Seattle City Council member Debora Juarez faced off with her colleague on the dais when he argued that people are afraid of the officers who will occupy a proposed police station in Seattle.
Despite a decision 20 years in the making, Seattle City Council member Mike O’Brien continues to try and stop the City of Seattle from constructing a much-needed Seattle police station in the North Precinct. At a council briefing Monday, Juarez didn’t let him off easy.
Related: Seattleites worried about proposed North Precinct police “bunker“
O’Brien’s reasoning?
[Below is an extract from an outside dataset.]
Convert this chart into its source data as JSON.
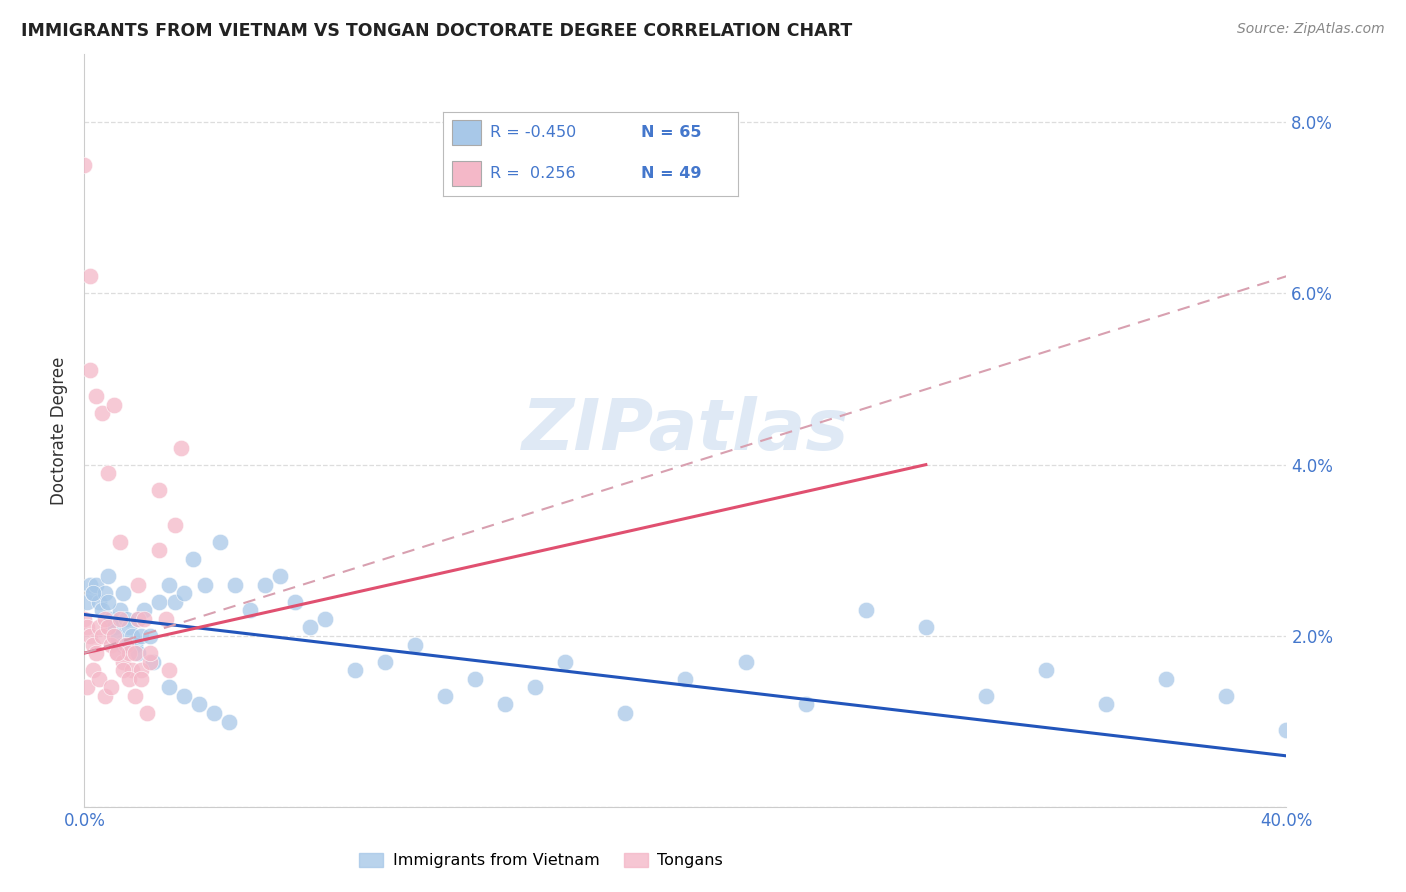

He claims (in his most sensitive-sounding tone) that some community members “…are afraid of the people in that building and what that building stands for.”
He said it was disappointing that a “racial equity toolkit” wasn’t done on this building project.
Just so we’re clear: Mike O’Brien, who desperately wants to become mayor of Seattle — which explains why he’s working extra hard at placating the activist vote — is siding with anti-cop activists who treat police officers like murderous lepers. But this is what he does well: offer up a dose of white paternalism. That he, as a white guy, is there to protect people of color from the evil police. What on Earth would people of color do without O’Brien as protector?
Much to her credit, council member Juarez vehemently defended the project and wasn’t having any of this white paternalism nonsense. Here’s her defense, in part:
I don’t know about the rest of the world but I am not afraid of a building. I’m not afraid of the people in the building … I’m really getting tired of people making this issue about some people are afraid of people in a police station … I’m not just spouting out political rhetoric to gain political points … if you make this a divisive issue about that, then we will have a problem.
Juarez said she “…was born and raised in a community with violence. I’ve been the victim” before rejecting the nonsense O’Brien was spouting.